C'était d'autant plus récent qu'il était conscient que cette transformation était des plus récentes. Une affaire de semaines. Même sans les missives de la princesse Vivi depuis la lointaine Alabasta, dont l'homme était un des fidèles suivants et amis, il aurait fallu être véritablement idiot pour ne pas deviner quel adversaire avait su faire plier une personne de la trempe d'Igaram. Adversaire, dont deux des perfides pions se tenaient actuellement entre ses mains gantées.
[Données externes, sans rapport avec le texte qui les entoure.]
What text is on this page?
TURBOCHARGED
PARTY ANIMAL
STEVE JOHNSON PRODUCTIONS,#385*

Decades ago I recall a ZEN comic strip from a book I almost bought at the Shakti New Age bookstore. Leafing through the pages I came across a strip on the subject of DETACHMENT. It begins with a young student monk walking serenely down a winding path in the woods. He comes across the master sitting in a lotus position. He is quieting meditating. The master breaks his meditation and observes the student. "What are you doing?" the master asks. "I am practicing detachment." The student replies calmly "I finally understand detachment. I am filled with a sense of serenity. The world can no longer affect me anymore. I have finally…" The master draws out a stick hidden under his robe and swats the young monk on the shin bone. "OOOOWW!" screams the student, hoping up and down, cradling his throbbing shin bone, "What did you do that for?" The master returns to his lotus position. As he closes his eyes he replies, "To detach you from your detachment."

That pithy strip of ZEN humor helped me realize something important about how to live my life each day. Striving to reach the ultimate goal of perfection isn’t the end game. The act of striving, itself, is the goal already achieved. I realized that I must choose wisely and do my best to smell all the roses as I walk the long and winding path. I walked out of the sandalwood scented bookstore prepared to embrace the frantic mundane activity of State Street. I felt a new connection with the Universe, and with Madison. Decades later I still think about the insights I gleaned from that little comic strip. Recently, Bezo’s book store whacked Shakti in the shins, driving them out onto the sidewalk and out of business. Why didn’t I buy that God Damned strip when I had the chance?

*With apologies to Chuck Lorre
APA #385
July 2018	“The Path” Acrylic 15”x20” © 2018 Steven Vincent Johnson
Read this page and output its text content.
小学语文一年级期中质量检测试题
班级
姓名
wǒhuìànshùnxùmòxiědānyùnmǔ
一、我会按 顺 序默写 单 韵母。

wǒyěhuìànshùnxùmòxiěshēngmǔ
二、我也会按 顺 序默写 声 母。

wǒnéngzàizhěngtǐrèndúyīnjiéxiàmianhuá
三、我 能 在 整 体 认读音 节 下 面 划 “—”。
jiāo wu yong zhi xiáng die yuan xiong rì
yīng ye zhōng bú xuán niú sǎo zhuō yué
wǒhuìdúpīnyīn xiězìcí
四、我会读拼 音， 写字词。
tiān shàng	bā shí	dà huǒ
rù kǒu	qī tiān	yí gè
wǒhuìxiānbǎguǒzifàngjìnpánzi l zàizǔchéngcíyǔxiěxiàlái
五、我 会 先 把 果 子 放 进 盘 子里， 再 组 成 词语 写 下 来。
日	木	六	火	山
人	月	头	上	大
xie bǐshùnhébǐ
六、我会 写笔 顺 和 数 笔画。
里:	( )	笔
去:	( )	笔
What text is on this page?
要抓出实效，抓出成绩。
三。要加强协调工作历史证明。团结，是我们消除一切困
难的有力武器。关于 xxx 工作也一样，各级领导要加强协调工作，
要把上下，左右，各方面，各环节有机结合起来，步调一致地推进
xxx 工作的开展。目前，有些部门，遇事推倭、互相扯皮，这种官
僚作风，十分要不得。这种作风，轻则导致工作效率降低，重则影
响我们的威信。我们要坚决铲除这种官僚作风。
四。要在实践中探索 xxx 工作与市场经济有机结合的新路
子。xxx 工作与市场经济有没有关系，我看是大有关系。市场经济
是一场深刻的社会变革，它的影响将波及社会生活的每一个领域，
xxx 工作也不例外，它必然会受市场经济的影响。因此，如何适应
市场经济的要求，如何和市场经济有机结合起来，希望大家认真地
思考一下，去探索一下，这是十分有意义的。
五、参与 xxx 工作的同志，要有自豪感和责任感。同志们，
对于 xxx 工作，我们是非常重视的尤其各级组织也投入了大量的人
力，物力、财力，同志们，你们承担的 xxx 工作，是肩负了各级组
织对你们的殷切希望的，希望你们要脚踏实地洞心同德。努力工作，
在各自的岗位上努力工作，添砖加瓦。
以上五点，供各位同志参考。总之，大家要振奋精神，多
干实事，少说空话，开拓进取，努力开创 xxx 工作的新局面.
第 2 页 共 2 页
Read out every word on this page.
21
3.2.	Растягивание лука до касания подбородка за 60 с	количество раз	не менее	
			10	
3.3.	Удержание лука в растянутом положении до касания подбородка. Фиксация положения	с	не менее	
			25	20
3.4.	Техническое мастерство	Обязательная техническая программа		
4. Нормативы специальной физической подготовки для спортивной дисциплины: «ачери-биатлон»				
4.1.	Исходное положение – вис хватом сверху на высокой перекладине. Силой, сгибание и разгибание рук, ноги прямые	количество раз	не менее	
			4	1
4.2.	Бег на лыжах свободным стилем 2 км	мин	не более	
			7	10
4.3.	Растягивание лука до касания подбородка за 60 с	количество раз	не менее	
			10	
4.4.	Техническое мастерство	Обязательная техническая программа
Il glissa une cigarette entre ses lèvres, le regard fixé sur les larges enveloppes beiges, frappées du sceau du Gouvernement Mondial. Il s'enfonça avec dépit dans la moelleuse matière de son fauteuil adoré, souhaitant brièvement y disparaître. Il se retint de passer une main dans sa chevelure avec un soupir, cela aurait entâché ce côté raffiné qu'il se vantait d'avoir. Se savait avoir. Se devait d'avoir. Cela n'empêchait cependant pas le dépit qu'il ressentait. Cependant, vu la direction prise par les évènements récents, c'était inévitable. Aucun d'eux n'aurait pu y faire quoi que ce fut qui eût une quelconque incidence. Même quelqu'un d'un statut aussi élevé que le sien.
Le maire s'éclaircit la gorge. Inspira profondément. Comme s'il hésitait à briser le silence attentif qui s'était formé dans la pièce, alors que tous attendaient ses paroles : une confirmation de la raison supposée de sa visite. Il se lança finalement, tandis que Luffy s'appropriait une énième part du cheesecake, dont les autres semblaient avoir ignoré la présence. Sanji ne prit même pas la peine de le reprendre ; tous les esprits étaient ailleurs.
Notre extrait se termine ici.